Doppler Ultrasound Detection Of Changes In Right Femoral Artery Blood Flow
We use Doppler ultrasonography and keep the instrument parameters constant during the examination. After palpating the pulsation of the right femoral artery by hand, the probe is selected and placed at the pulsation of the femoral artery for detection, noting that the probe angle is always < 60 °. After optimizing the image, the internal diameter of the vessel is measured manually and the corresponding hemodynamic parameters, such as peak systolic flow velocity (PSV), end-diastolic flow velocity (EDV), vascular resistance index (RI), an internal diameter of the femoral artery, are obtained (Fig. 2). All data are saved in the computer for further analysis.

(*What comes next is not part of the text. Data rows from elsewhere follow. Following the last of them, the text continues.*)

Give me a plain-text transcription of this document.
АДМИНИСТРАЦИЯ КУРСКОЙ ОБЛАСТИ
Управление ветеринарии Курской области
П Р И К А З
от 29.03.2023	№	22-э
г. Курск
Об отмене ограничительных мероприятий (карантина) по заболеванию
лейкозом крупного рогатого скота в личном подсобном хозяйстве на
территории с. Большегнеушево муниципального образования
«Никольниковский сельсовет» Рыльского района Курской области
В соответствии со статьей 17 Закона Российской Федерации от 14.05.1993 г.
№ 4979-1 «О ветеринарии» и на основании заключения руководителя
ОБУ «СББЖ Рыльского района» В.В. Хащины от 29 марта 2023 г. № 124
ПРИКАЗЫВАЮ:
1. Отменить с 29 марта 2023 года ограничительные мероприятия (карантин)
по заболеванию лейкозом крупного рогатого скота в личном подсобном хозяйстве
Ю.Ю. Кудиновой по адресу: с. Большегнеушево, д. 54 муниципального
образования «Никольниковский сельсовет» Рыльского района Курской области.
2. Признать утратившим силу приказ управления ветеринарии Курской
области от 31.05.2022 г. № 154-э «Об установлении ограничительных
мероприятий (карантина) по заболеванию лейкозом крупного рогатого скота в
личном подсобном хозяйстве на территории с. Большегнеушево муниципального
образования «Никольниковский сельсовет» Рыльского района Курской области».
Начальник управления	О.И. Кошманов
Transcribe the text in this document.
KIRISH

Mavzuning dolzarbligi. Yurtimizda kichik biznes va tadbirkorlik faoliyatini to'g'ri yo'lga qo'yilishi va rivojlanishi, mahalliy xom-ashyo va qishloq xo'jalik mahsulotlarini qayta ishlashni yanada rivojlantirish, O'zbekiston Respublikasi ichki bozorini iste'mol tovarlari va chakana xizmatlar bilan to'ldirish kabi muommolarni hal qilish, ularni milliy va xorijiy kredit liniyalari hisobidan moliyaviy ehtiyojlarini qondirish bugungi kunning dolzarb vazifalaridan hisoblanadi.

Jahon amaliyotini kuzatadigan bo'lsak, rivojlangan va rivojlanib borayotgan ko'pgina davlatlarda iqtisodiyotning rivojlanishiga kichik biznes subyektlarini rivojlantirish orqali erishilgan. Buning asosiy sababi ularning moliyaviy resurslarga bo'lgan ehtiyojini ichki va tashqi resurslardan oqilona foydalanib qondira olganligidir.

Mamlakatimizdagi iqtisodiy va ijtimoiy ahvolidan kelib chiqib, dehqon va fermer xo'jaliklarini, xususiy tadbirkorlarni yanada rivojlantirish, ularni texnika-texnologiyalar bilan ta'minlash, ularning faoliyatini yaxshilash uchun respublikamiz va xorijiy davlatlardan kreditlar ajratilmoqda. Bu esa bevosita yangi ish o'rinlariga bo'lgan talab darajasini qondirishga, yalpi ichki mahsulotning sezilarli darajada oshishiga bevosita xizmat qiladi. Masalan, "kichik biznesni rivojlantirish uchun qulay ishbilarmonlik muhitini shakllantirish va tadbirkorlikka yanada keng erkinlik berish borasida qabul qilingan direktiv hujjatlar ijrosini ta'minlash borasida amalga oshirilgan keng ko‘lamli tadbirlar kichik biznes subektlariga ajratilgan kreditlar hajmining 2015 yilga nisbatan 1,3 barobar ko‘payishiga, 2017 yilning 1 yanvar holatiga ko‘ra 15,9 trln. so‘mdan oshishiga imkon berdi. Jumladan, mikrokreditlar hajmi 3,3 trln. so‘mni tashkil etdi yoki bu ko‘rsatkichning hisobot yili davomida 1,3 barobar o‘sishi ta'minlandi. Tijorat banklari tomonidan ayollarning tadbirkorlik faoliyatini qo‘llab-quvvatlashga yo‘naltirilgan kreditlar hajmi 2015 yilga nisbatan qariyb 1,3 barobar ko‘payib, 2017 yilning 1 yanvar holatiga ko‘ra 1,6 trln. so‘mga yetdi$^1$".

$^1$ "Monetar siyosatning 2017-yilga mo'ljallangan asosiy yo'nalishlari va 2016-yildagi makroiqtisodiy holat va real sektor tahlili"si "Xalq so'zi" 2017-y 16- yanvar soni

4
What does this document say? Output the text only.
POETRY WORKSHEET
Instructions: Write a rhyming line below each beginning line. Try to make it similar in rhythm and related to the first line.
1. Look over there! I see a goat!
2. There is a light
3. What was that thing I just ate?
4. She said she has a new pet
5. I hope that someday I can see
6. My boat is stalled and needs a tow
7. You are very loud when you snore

Enzyme-linked Immunosorbent Assay (Elisa)
ELISA was performed to detect the protein content of VEGF in serum and joint fluid. The serum and joint fluid samples of each group were rewarmed at room temperature 1h in advance, and the concentration of VEGFA in serum and joint fluid were detected by ELISA kit. Three replicate apertures were set up for each sample.
Real-time Polymerase Chain Reaction (Real-time Pcr)
Real-Time PCR was performed to detect the expression of VEGFA mRNA in synovial tissue with the following primer sequences: internal reference
GAPDH (Forward 5′-AGAGCACCAGAGGAGGACGA-3′;
Reverse 5′-TGGGATGGAAACTGTGAAGAGG-3′);
VEGFA (Forward 5′- AACGAACGTACTTGCAGATGT-3′;
Reverse 5′-GCTCACGCAGTCTCCTCTTC-3′). Total RNA was extracted from synovial tissues by Trizol reagent. the concentration and purity of extracted RNA were detected using UV absorption, reverse transcription was performed using a first-strand cDNA synthesis kit with gDNA, gene expression was detected using a qPCR kit, and quantitative PCR results were analyzed using Applied Biosystems 7500 Real-Time PCR system software and expressed as ploidy changes in cDNA levels, and final analysis was performed using the 2−ΔΔCTmethod[13].
Immunohistochemistry (Ihc)
The slices were baked at 60°C for 2 h before the experiment, dewaxed to water by conventional methods, heated in a sodium citrate buffer water bath for 15 min at 95°C for antigen repair, and incubated with endogenous peroxidase blocking reagent for 10 min at room temperature. Add protein blocking solution dropwise and incubate VEGF antibody (diluted 1:50) for 20 min at room temperature overnight at 4°C. Sections incubated in phosphate buffer saline (PBS) without antibodies can be used as negative controls. After incubation with biotinylated secondary antibodies and affinity-biotin complex reagent containing horseradish peroxidase for 30 min, sections are visualized with DAB development and hematoxylin re-staining. Image-Pro Plus 6.0 system (IPP) image analysis system is used for quantitative analysis. The results were observed under light microscopy, and 5 fields of view were selected for each section; positives were brown or tan and granular. Image analysis: 5 high magnification fields (×200) were randomly selected and the average optical density value (AOD) of each field was calculated and finally averaged. AOD = IOD/Area.
Statistical analysis
The data measured were expressed as mean ± standard deviation (‾x ± s) using SPSS 24.0 statistical software, and comparisons between multiple groups were analyzed by analyzing one-way ANOVA (LSD method if the variance was the same; Dunnett’s T3 method if the variance was not the same). The test level was α = 0.05, and P < 0.05 was used as the significance level. Plots were performed using Graphpad Prism 8.0 software.